The regular grid-like streets of Seleucia emptied into the valley where the bed of the old Tigris touched the edges of town, where the docks were. A canal connected the two rivers at this point, and a bridge at the end of the canal crossed the Euphrates. Further to its south was the old Babylon and the ruins of the Temple of Esagil behind Nebuchadnezzar’s walls. The Euphrates was no longer navigable this far north, but there was much foot traffic. South of the walls and the old city, there was a smaller, older bridge. My cave was on this side of this bridge, before crossing the river, directly south of the Uras Gate where the hills began.
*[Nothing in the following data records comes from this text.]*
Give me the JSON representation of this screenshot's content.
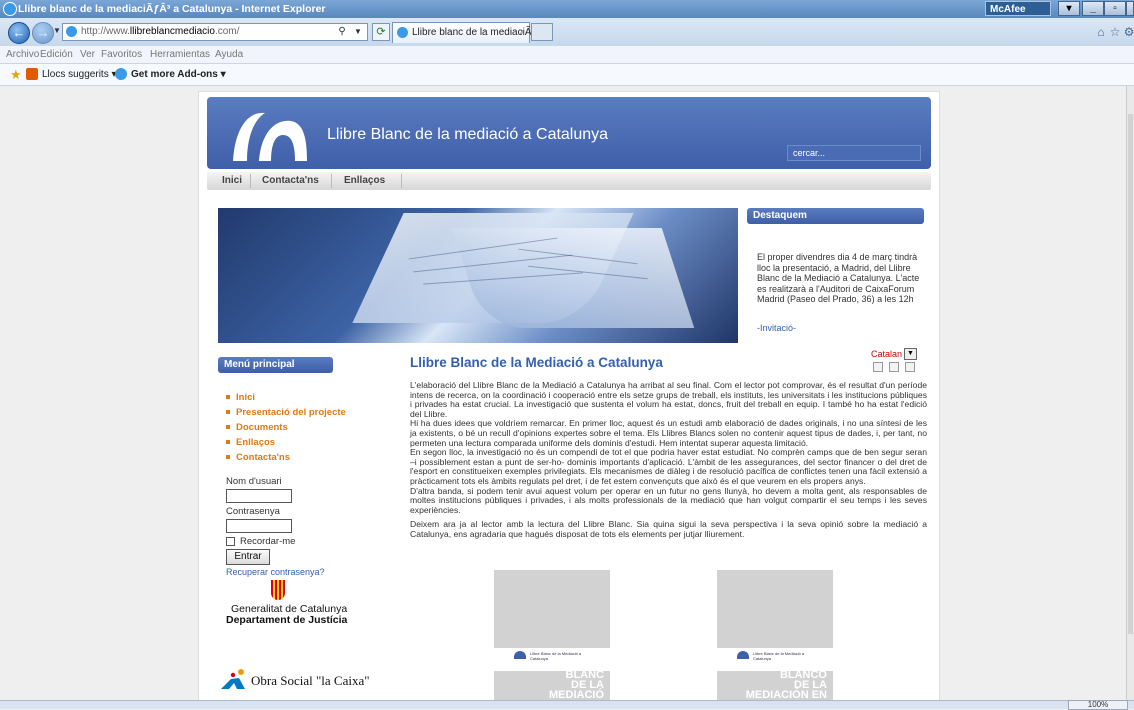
{
  "window": {
    "title": "Llibre blanc de la mediaciÃƒÂ³ a Catalunya - Internet Explorer",
    "mcafee": "McAfee",
    "controls": [
      "▾",
      "_",
      "▫",
      "✕"
    ]
  },
  "browser": {
    "url_prefix": "http://www.",
    "url_host": "llibreblancmediacio",
    "url_suffix": ".com/",
    "tab_title": "Llibre blanc de la mediaciÃƒÂ...",
    "tab_close": "×"
  },
  "menu": [
    "Archivo",
    "Edición",
    "Ver",
    "Favoritos",
    "Herramientas",
    "Ayuda"
  ],
  "favorites": {
    "suggested": "Llocs suggerits ▾",
    "addons": "Get more Add-ons ▾"
  },
  "site": {
    "title": "Llibre Blanc de la mediació a Catalunya",
    "search_placeholder": "cercar...",
    "nav": [
      "Inici",
      "Contacta'ns",
      "Enllaços"
    ]
  },
  "featured": {
    "heading": "Destaquem",
    "text": "El proper divendres dia 4 de març tindrà lloc la presentació, a Madrid, del Llibre Blanc de la Mediació a Catalunya. L'acte es realitzarà a l'Auditori de CaixaForum Madrid (Paseo del Prado, 36) a les 12h",
    "link": "-Invitació-"
  },
  "sidebar": {
    "heading": "Menú principal",
    "items": [
      "Inici",
      "Presentació del projecte",
      "Documents",
      "Enllaços",
      "Contacta'ns"
    ],
    "login": {
      "username_label": "Nom d'usuari",
      "password_label": "Contrasenya",
      "remember": "Recordar-me",
      "submit": "Entrar",
      "recover": "Recuperar contrasenya?"
    },
    "gencat_line1": "Generalitat de Catalunya",
    "gencat_line2": "Departament de Justícia",
    "caixa": "Obra Social \"la Caixa\""
  },
  "article": {
    "title": "Llibre Blanc de la Mediació a Catalunya",
    "language": "Catalan",
    "paragraphs": [
      "L'elaboració del Llibre Blanc de la Mediació a Catalunya ha arribat al seu final. Com el lector pot comprovar, és el resultat d'un període intens de recerca, on la coordinació i cooperació entre els setze grups de treball, els instituts, les universitats i les institucions públiques i privades ha estat crucial. La investigació que sustenta el volum ha estat, doncs, fruit del treball en equip. I també ho ha estat l'edició del Llibre.",
      "Hi ha dues idees que voldríem remarcar. En primer lloc, aquest és un estudi amb elaboració de dades originals, i no una síntesi de les ja existents, o bé un recull d'opinions expertes sobre el tema. Els Llibres Blancs solen no contenir aquest tipus de dades, i, per tant, no permeten una lectura comparada uniforme dels dominis d'estudi. Hem intentat superar aquesta limitació.",
      "En segon lloc, la investigació no és un compendi de tot el que podria haver estat estudiat. No comprèn camps que de ben segur seran –i possiblement estan a punt de ser-ho- dominis importants d'aplicació. L'àmbit de les assegurances, del sector financer o del dret de l'esport en constitueixen exemples privilegiats. Els mecanismes de diàleg i de resolució pacífica de conflictes tenen una fàcil extensió a pràcticament tots els àmbits regulats pel dret, i de fet estem convençuts que això és el que veurem en els propers anys.",
      "D'altra banda, si podem tenir avui aquest volum per operar en un futur no gens llunyà, ho devem a molta gent, als responsables de moltes institucions públiques i privades, i als molts professionals de la mediació que han volgut compartir el seu temps i les seves experiències.",
      "Deixem ara ja al lector amb la lectura del Llibre Blanc. Sia quina sigui la seva perspectiva i la seva opinió sobre la mediació a Catalunya, ens agradaria que hagués disposat de tots els elements per jutjar lliurement."
    ]
  },
  "covers": [
    {
      "mini": "Llibre Blanc de la Mediació a Catalunya",
      "big": "LLIBRE\nBLANC\nDE LA\nMEDIACIÓ"
    },
    {
      "mini": "Llibre Blanc de la Mediació a Catalunya",
      "big": "LIBRO\nBLANCO\nDE LA\nMEDIACIÓN EN"
    }
  ],
  "status": {
    "zoom": "100%"
  }
}
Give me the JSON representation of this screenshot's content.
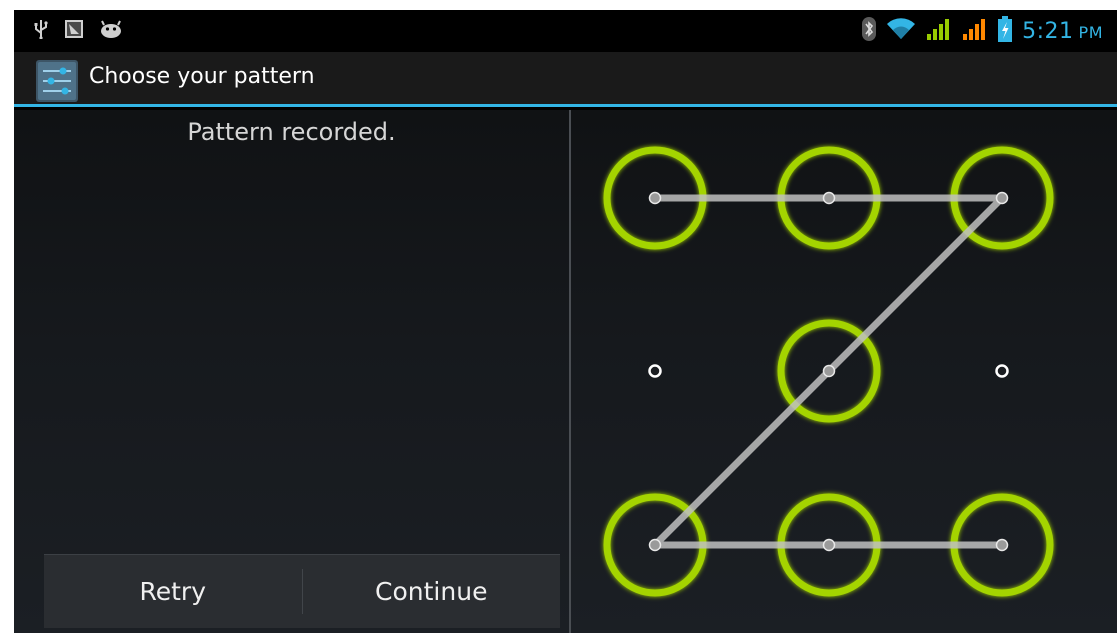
{
  "status_bar": {
    "left_icons": [
      "usb-icon",
      "screenshot-icon",
      "android-debug-icon"
    ],
    "right_icons": [
      "bluetooth-icon",
      "wifi-icon",
      "signal-icon",
      "signal-icon-2",
      "battery-charging-icon"
    ],
    "time": "5:21",
    "ampm": "PM",
    "accent_color": "#33b5e5"
  },
  "action_bar": {
    "title": "Choose your pattern",
    "icon": "settings-icon"
  },
  "main": {
    "header_text": "Pattern recorded.",
    "buttons": {
      "retry_label": "Retry",
      "continue_label": "Continue"
    }
  },
  "pattern": {
    "grid_rows": 3,
    "grid_cols": 3,
    "sequence": [
      1,
      2,
      3,
      5,
      7,
      8,
      9
    ],
    "active_ring_color": "#a4d400",
    "path_color": "#bfbfbf"
  }
}
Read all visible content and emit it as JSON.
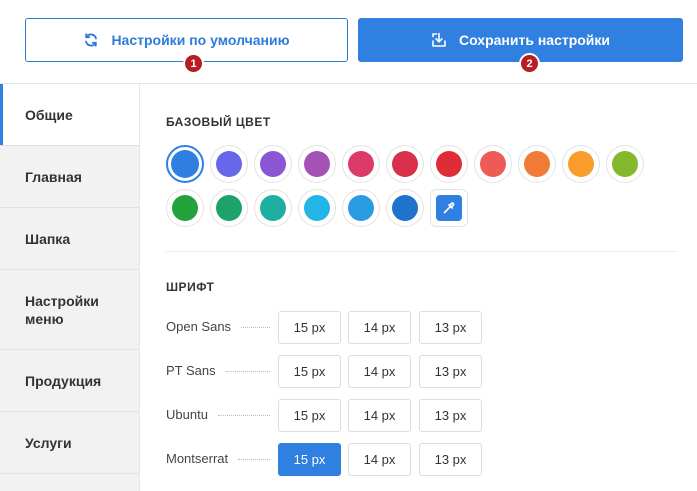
{
  "toolbar": {
    "reset_label": "Настройки по умолчанию",
    "save_label": "Сохранить настройки",
    "reset_badge": "1",
    "save_badge": "2",
    "accent": "#2f80e0",
    "badge_color": "#b71d25"
  },
  "sidebar": {
    "items": [
      {
        "label": "Общие",
        "active": true
      },
      {
        "label": "Главная",
        "active": false
      },
      {
        "label": "Шапка",
        "active": false
      },
      {
        "label": "Настройки\nменю",
        "active": false
      },
      {
        "label": "Продукция",
        "active": false
      },
      {
        "label": "Услуги",
        "active": false
      }
    ]
  },
  "base_color": {
    "title": "БАЗОВЫЙ ЦВЕТ",
    "selected": "#2f7fe0",
    "row1": [
      "#2f7fe0",
      "#6767ea",
      "#8a56d6",
      "#a552b7",
      "#dc3b6a",
      "#d8304b",
      "#e02c36",
      "#ee5b57",
      "#f07a36",
      "#f99c2c",
      "#86b82b"
    ],
    "row2": [
      "#22a23a",
      "#1ea26a",
      "#1eafa2",
      "#23b5e5",
      "#2a9be0",
      "#2172cc"
    ],
    "picker_icon": "eyedropper-icon"
  },
  "font": {
    "title": "ШРИФТ",
    "rows": [
      {
        "name": "Open Sans",
        "sizes": [
          "15 px",
          "14 px",
          "13 px"
        ],
        "active": -1
      },
      {
        "name": "PT Sans",
        "sizes": [
          "15 px",
          "14 px",
          "13 px"
        ],
        "active": -1
      },
      {
        "name": "Ubuntu",
        "sizes": [
          "15 px",
          "14 px",
          "13 px"
        ],
        "active": -1
      },
      {
        "name": "Montserrat",
        "sizes": [
          "15 px",
          "14 px",
          "13 px"
        ],
        "active": 0
      }
    ]
  }
}
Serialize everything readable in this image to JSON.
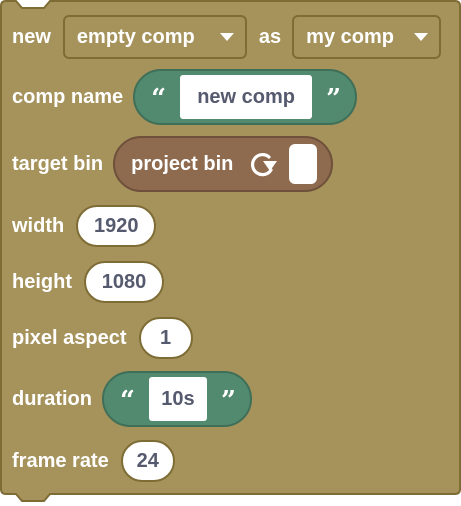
{
  "colors": {
    "block": "#a6935c",
    "block_border": "#7e6c35",
    "string_block": "#528a70",
    "bin_block": "#8e6a4f",
    "label_text": "#ffffff",
    "field_text": "#565a6e"
  },
  "header": {
    "new_label": "new",
    "type_dropdown": "empty comp",
    "as_label": "as",
    "var_dropdown": "my comp"
  },
  "fields": {
    "comp_name": {
      "label": "comp name",
      "value": "new comp",
      "open_quote": "“",
      "close_quote": "”"
    },
    "target_bin": {
      "label": "target bin",
      "value": "project bin",
      "icon": "refresh-icon"
    },
    "width": {
      "label": "width",
      "value": "1920"
    },
    "height": {
      "label": "height",
      "value": "1080"
    },
    "pixel_aspect": {
      "label": "pixel aspect",
      "value": "1"
    },
    "duration": {
      "label": "duration",
      "value": "10s",
      "open_quote": "“",
      "close_quote": "”"
    },
    "frame_rate": {
      "label": "frame rate",
      "value": "24"
    }
  }
}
The cave was my sanctuary, and no one, no one knew of it but me. There, when I was not called to chores and my parents believed me elsewhere in the compound, I would gaze at the sky and say aloud the prayers that were in my head. Inside, I built a chapel from the rock, adjusting the walls with boulders and setting up stones in the interior to catch the light and to reflect the tones of Holy Songs.
I kept my scroll there. I call it a scroll, though it is only a fragment, because it is part of a larger work. It is ancient, and I know belongs by right in the archives; for that reason, I never told my father. HaShem took my hand to it, and I know He means for me to have it.
The story of that night, when I left the warmth of home and set off into the wilderness with a merchant caravan–the night the angels came for me–traces back to that cave, singing with the Elohim, and a magic spell gone wrong.